Saturday, March 27, 2010

Financial system ready for 10MP

Malaysia's financial system has held its ground despite the adverse economic conditions of the past year and is indicating readiness to support the forthcoming 10th Malaysia Plan (2011-2015).

While the economy contracted 1.7 per cent in 2009, threats to financial stability were identified and responses put in place early, Bank Negara Malaysia says in its 2009 Annual Report.

During the weak economic environment of 2009, there were concerns of rising debts, massive layoffs and business closures.

But overall, Malaysia only experienced a technical recession and not a widespread one.

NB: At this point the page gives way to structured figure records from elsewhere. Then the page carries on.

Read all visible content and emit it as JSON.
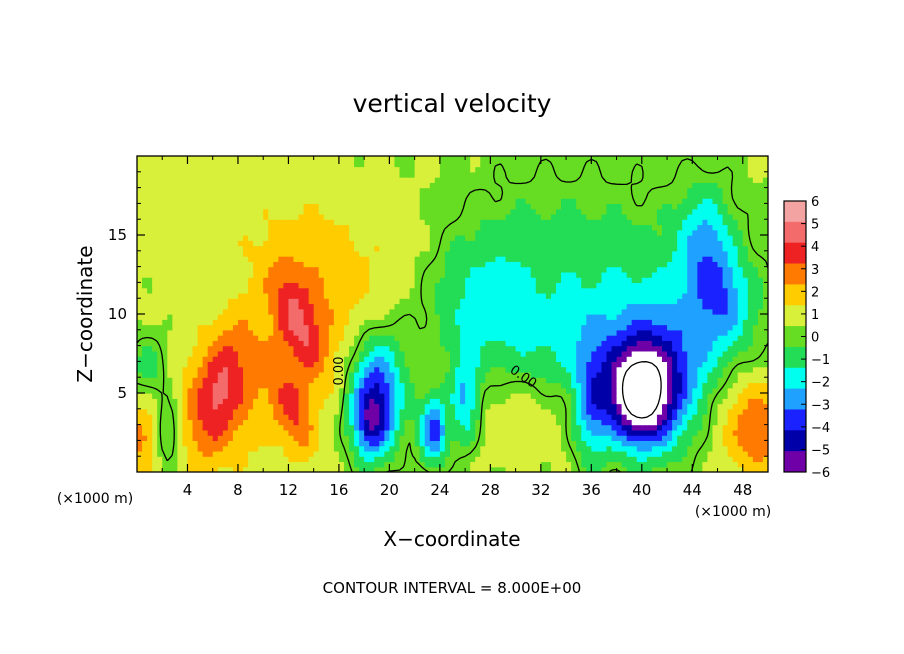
{
  "chart_data": {
    "type": "heatmap",
    "title": "vertical velocity",
    "xlabel": "X−coordinate",
    "ylabel": "Z−coordinate",
    "x_unit": "(×1000 m)",
    "y_unit": "(×1000 m)",
    "xlim": [
      0,
      50
    ],
    "ylim": [
      0,
      20
    ],
    "x_ticks": [
      4,
      8,
      12,
      16,
      20,
      24,
      28,
      32,
      36,
      40,
      44,
      48
    ],
    "y_ticks": [
      5,
      10,
      15
    ],
    "footer": "CONTOUR INTERVAL = 8.000E+00",
    "zero_contour_labels": [
      "0.00",
      "0.00"
    ],
    "colorbar": {
      "levels": [
        6,
        5,
        4,
        3,
        2,
        1,
        0,
        -1,
        -2,
        -3,
        -4,
        -5,
        -6
      ],
      "labels": [
        "6",
        "5",
        "4",
        "3",
        "2",
        "1",
        "0",
        "−1",
        "−2",
        "−3",
        "−4",
        "−5",
        "−6"
      ],
      "colors": [
        "#f4a3a3",
        "#f36b6b",
        "#ee2222",
        "#ff7a00",
        "#ffcc00",
        "#d8f03a",
        "#66dd22",
        "#22dd55",
        "#00ffee",
        "#1fa2ff",
        "#1a22ff",
        "#0000a8",
        "#6f00a8"
      ]
    },
    "features": [
      {
        "x": 6.5,
        "z": 5.2,
        "w": 2.6,
        "sx": 1.4,
        "sz": 3.0,
        "rot": -20
      },
      {
        "x": 6.0,
        "z": 4.0,
        "w": 1.4,
        "sx": 3.0,
        "sz": 3.5,
        "rot": 0
      },
      {
        "x": 12.8,
        "z": 9.5,
        "w": 2.6,
        "sx": 1.1,
        "sz": 2.6,
        "rot": 25
      },
      {
        "x": 12.5,
        "z": 3.5,
        "w": 2.3,
        "sx": 1.0,
        "sz": 2.0,
        "rot": 20
      },
      {
        "x": 14.5,
        "z": 11.5,
        "w": 1.7,
        "sx": 3.5,
        "sz": 3.5,
        "rot": 0
      },
      {
        "x": 11.0,
        "z": 6.0,
        "w": 1.1,
        "sx": 3.0,
        "sz": 3.0,
        "rot": 0
      },
      {
        "x": 0.3,
        "z": 2.3,
        "w": 2.2,
        "sx": 0.9,
        "sz": 1.6,
        "rot": 0
      },
      {
        "x": 49.5,
        "z": 2.5,
        "w": 2.3,
        "sx": 1.8,
        "sz": 2.0,
        "rot": 0
      },
      {
        "x": 47.5,
        "z": 4.0,
        "w": 1.2,
        "sx": 2.5,
        "sz": 2.5,
        "rot": 0
      },
      {
        "x": 7.0,
        "z": 16.0,
        "w": 0.5,
        "sx": 6.0,
        "sz": 3.0,
        "rot": 0
      },
      {
        "x": 22.0,
        "z": 14.0,
        "w": 0.6,
        "sx": 4.0,
        "sz": 3.0,
        "rot": 0
      },
      {
        "x": 30.0,
        "z": 4.5,
        "w": 0.7,
        "sx": 4.0,
        "sz": 2.5,
        "rot": 0
      },
      {
        "x": 2.5,
        "z": 2.5,
        "w": -2.2,
        "sx": 0.8,
        "sz": 1.5,
        "rot": 0
      },
      {
        "x": 1.0,
        "z": 6.5,
        "w": -1.6,
        "sx": 1.2,
        "sz": 1.6,
        "rot": 0
      },
      {
        "x": 19.0,
        "z": 5.0,
        "w": -4.8,
        "sx": 1.5,
        "sz": 2.5,
        "rot": 0
      },
      {
        "x": 18.5,
        "z": 3.0,
        "w": -3.0,
        "sx": 1.0,
        "sz": 1.5,
        "rot": 0
      },
      {
        "x": 23.5,
        "z": 2.7,
        "w": -4.6,
        "sx": 0.8,
        "sz": 1.5,
        "rot": 0
      },
      {
        "x": 26.0,
        "z": 4.5,
        "w": -3.2,
        "sx": 0.8,
        "sz": 2.0,
        "rot": 0
      },
      {
        "x": 36.0,
        "z": 4.0,
        "w": -3.0,
        "sx": 1.0,
        "sz": 2.5,
        "rot": 0
      },
      {
        "x": 39.8,
        "z": 4.8,
        "w": -7.5,
        "sx": 1.7,
        "sz": 2.0,
        "rot": 0
      },
      {
        "x": 41.5,
        "z": 5.5,
        "w": -3.5,
        "sx": 3.0,
        "sz": 3.0,
        "rot": 0
      },
      {
        "x": 45.0,
        "z": 14.5,
        "w": -2.8,
        "sx": 1.5,
        "sz": 2.5,
        "rot": 0
      },
      {
        "x": 46.5,
        "z": 11.0,
        "w": -2.2,
        "sx": 1.5,
        "sz": 2.0,
        "rot": 0
      },
      {
        "x": 34.0,
        "z": 13.0,
        "w": -1.5,
        "sx": 8.0,
        "sz": 4.0,
        "rot": 0
      },
      {
        "x": 27.0,
        "z": 11.0,
        "w": -1.5,
        "sx": 3.0,
        "sz": 3.0,
        "rot": 0
      },
      {
        "x": 42.0,
        "z": 9.0,
        "w": -1.5,
        "sx": 6.0,
        "sz": 3.0,
        "rot": 0
      },
      {
        "x": 33.0,
        "z": 7.5,
        "w": -1.2,
        "sx": 5.0,
        "sz": 2.0,
        "rot": 0
      }
    ]
  }
}
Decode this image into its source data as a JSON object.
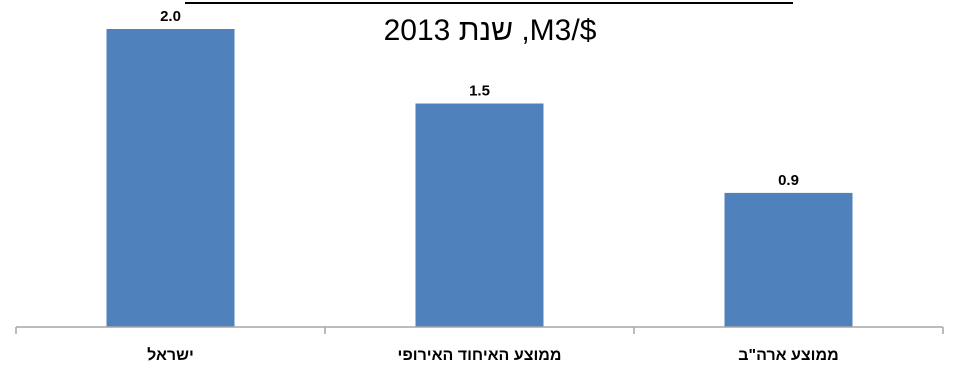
{
  "chart_data": {
    "type": "bar",
    "title": "$/M3, שנת 2013",
    "categories": [
      "ישראל",
      "ממוצע האיחוד האירופי",
      "ממוצע ארה\"ב"
    ],
    "values": [
      2.0,
      1.5,
      0.9
    ],
    "value_labels": [
      "2.0",
      "1.5",
      "0.9"
    ],
    "xlabel": "",
    "ylabel": "",
    "ylim": [
      0,
      2.0
    ],
    "grid": false,
    "legend": "none",
    "bar_color": "#4F81BD",
    "axis_color": "#A6A6A6"
  }
}
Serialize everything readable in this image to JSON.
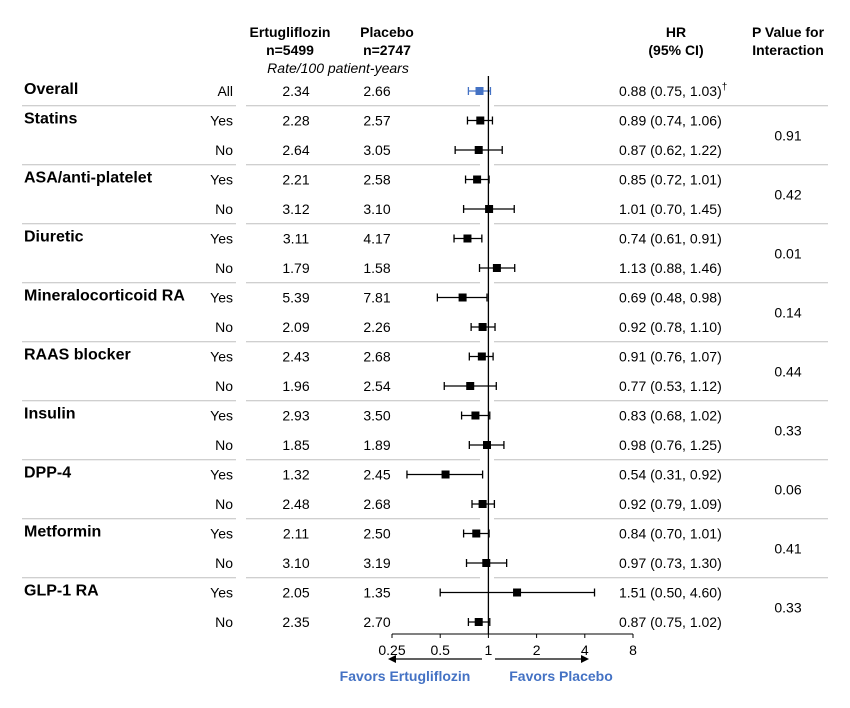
{
  "headers": {
    "ertu_line1": "Ertugliflozin",
    "ertu_line2": "n=5499",
    "placebo_line1": "Placebo",
    "placebo_line2": "n=2747",
    "rate_note": "Rate/100 patient-years",
    "hr_line1": "HR",
    "hr_line2": "(95% CI)",
    "p_line1": "P Value for",
    "p_line2": "Interaction"
  },
  "colors": {
    "overall": "#4472C4",
    "subgroup": "#000000",
    "favors": "#4472C4",
    "divider": "#BFBFBF"
  },
  "chart_data": {
    "type": "forest",
    "x_scale": "log2",
    "xlim": [
      0.25,
      8
    ],
    "reference_line": 1,
    "x_ticks": [
      "0.25",
      "0.5",
      "1",
      "2",
      "4",
      "8"
    ],
    "favors_left": "Favors Ertugliflozin",
    "favors_right": "Favors Placebo",
    "groups": [
      {
        "name": "Overall",
        "p_value": "",
        "rows": [
          {
            "label": "All",
            "ertu": "2.34",
            "placebo": "2.66",
            "hr": 0.88,
            "lo": 0.75,
            "hi": 1.03,
            "hr_text": "0.88 (0.75, 1.03)",
            "note": "†",
            "overall": true
          }
        ]
      },
      {
        "name": "Statins",
        "p_value": "0.91",
        "rows": [
          {
            "label": "Yes",
            "ertu": "2.28",
            "placebo": "2.57",
            "hr": 0.89,
            "lo": 0.74,
            "hi": 1.06,
            "hr_text": "0.89 (0.74, 1.06)"
          },
          {
            "label": "No",
            "ertu": "2.64",
            "placebo": "3.05",
            "hr": 0.87,
            "lo": 0.62,
            "hi": 1.22,
            "hr_text": "0.87 (0.62, 1.22)"
          }
        ]
      },
      {
        "name": "ASA/anti-platelet",
        "p_value": "0.42",
        "rows": [
          {
            "label": "Yes",
            "ertu": "2.21",
            "placebo": "2.58",
            "hr": 0.85,
            "lo": 0.72,
            "hi": 1.01,
            "hr_text": "0.85 (0.72, 1.01)"
          },
          {
            "label": "No",
            "ertu": "3.12",
            "placebo": "3.10",
            "hr": 1.01,
            "lo": 0.7,
            "hi": 1.45,
            "hr_text": "1.01 (0.70, 1.45)"
          }
        ]
      },
      {
        "name": "Diuretic",
        "p_value": "0.01",
        "rows": [
          {
            "label": "Yes",
            "ertu": "3.11",
            "placebo": "4.17",
            "hr": 0.74,
            "lo": 0.61,
            "hi": 0.91,
            "hr_text": "0.74 (0.61, 0.91)"
          },
          {
            "label": "No",
            "ertu": "1.79",
            "placebo": "1.58",
            "hr": 1.13,
            "lo": 0.88,
            "hi": 1.46,
            "hr_text": "1.13 (0.88, 1.46)"
          }
        ]
      },
      {
        "name": "Mineralocorticoid RA",
        "p_value": "0.14",
        "rows": [
          {
            "label": "Yes",
            "ertu": "5.39",
            "placebo": "7.81",
            "hr": 0.69,
            "lo": 0.48,
            "hi": 0.98,
            "hr_text": "0.69 (0.48, 0.98)"
          },
          {
            "label": "No",
            "ertu": "2.09",
            "placebo": "2.26",
            "hr": 0.92,
            "lo": 0.78,
            "hi": 1.1,
            "hr_text": "0.92 (0.78, 1.10)"
          }
        ]
      },
      {
        "name": "RAAS blocker",
        "p_value": "0.44",
        "rows": [
          {
            "label": "Yes",
            "ertu": "2.43",
            "placebo": "2.68",
            "hr": 0.91,
            "lo": 0.76,
            "hi": 1.07,
            "hr_text": "0.91 (0.76, 1.07)"
          },
          {
            "label": "No",
            "ertu": "1.96",
            "placebo": "2.54",
            "hr": 0.77,
            "lo": 0.53,
            "hi": 1.12,
            "hr_text": "0.77 (0.53, 1.12)"
          }
        ]
      },
      {
        "name": "Insulin",
        "p_value": "0.33",
        "rows": [
          {
            "label": "Yes",
            "ertu": "2.93",
            "placebo": "3.50",
            "hr": 0.83,
            "lo": 0.68,
            "hi": 1.02,
            "hr_text": "0.83 (0.68, 1.02)"
          },
          {
            "label": "No",
            "ertu": "1.85",
            "placebo": "1.89",
            "hr": 0.98,
            "lo": 0.76,
            "hi": 1.25,
            "hr_text": "0.98 (0.76, 1.25)"
          }
        ]
      },
      {
        "name": "DPP-4",
        "p_value": "0.06",
        "rows": [
          {
            "label": "Yes",
            "ertu": "1.32",
            "placebo": "2.45",
            "hr": 0.54,
            "lo": 0.31,
            "hi": 0.92,
            "hr_text": "0.54 (0.31, 0.92)"
          },
          {
            "label": "No",
            "ertu": "2.48",
            "placebo": "2.68",
            "hr": 0.92,
            "lo": 0.79,
            "hi": 1.09,
            "hr_text": "0.92 (0.79, 1.09)"
          }
        ]
      },
      {
        "name": "Metformin",
        "p_value": "0.41",
        "rows": [
          {
            "label": "Yes",
            "ertu": "2.11",
            "placebo": "2.50",
            "hr": 0.84,
            "lo": 0.7,
            "hi": 1.01,
            "hr_text": "0.84 (0.70, 1.01)"
          },
          {
            "label": "No",
            "ertu": "3.10",
            "placebo": "3.19",
            "hr": 0.97,
            "lo": 0.73,
            "hi": 1.3,
            "hr_text": "0.97 (0.73, 1.30)"
          }
        ]
      },
      {
        "name": "GLP-1 RA",
        "p_value": "0.33",
        "rows": [
          {
            "label": "Yes",
            "ertu": "2.05",
            "placebo": "1.35",
            "hr": 1.51,
            "lo": 0.5,
            "hi": 4.6,
            "hr_text": "1.51 (0.50, 4.60)"
          },
          {
            "label": "No",
            "ertu": "2.35",
            "placebo": "2.70",
            "hr": 0.87,
            "lo": 0.75,
            "hi": 1.02,
            "hr_text": "0.87 (0.75, 1.02)"
          }
        ]
      }
    ]
  }
}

There were layoffs and business closures but these were not as widespread as initially feared.

Amid the weaknesses, the domestic financial markets remained orderly and with ample liquidity in the system, it was able to continue carrying out its role in financial intermediation, payment and settlement and in providing other financial services.

Overall loan delinquencies continued to decline in 2009, contrary to inital expectations and Malaysian banks were able to continue providing enough credit at reasonable costs.

Bank Negara and the financial sector as a whole referred to lessons learnt during the Asian financial crisis a decade ago and dedicated resources to banks to enable them to attend to borrowers' problems fast and with much flexibility.

There was a sense of high aversion to risk in the early part of 2009 but trading liquidity in both the equity and and corporate bond markets improved significantly from the second quarter of the year.

In the non-financial sectors, households and businesses faced enormous challenges but were generally able to withstand the pressures.

Consumer sentiments reached a low level early 2009 before turning sharply positive in the second half of the year with more signs of improvement in the macroeconomic environment.

In the financial sector, about 70 per cent of total capital of the Malaysian banking industry comprise Tier-1 capital, while for the insurance sector 93 per cent of capital comprised Tier-1.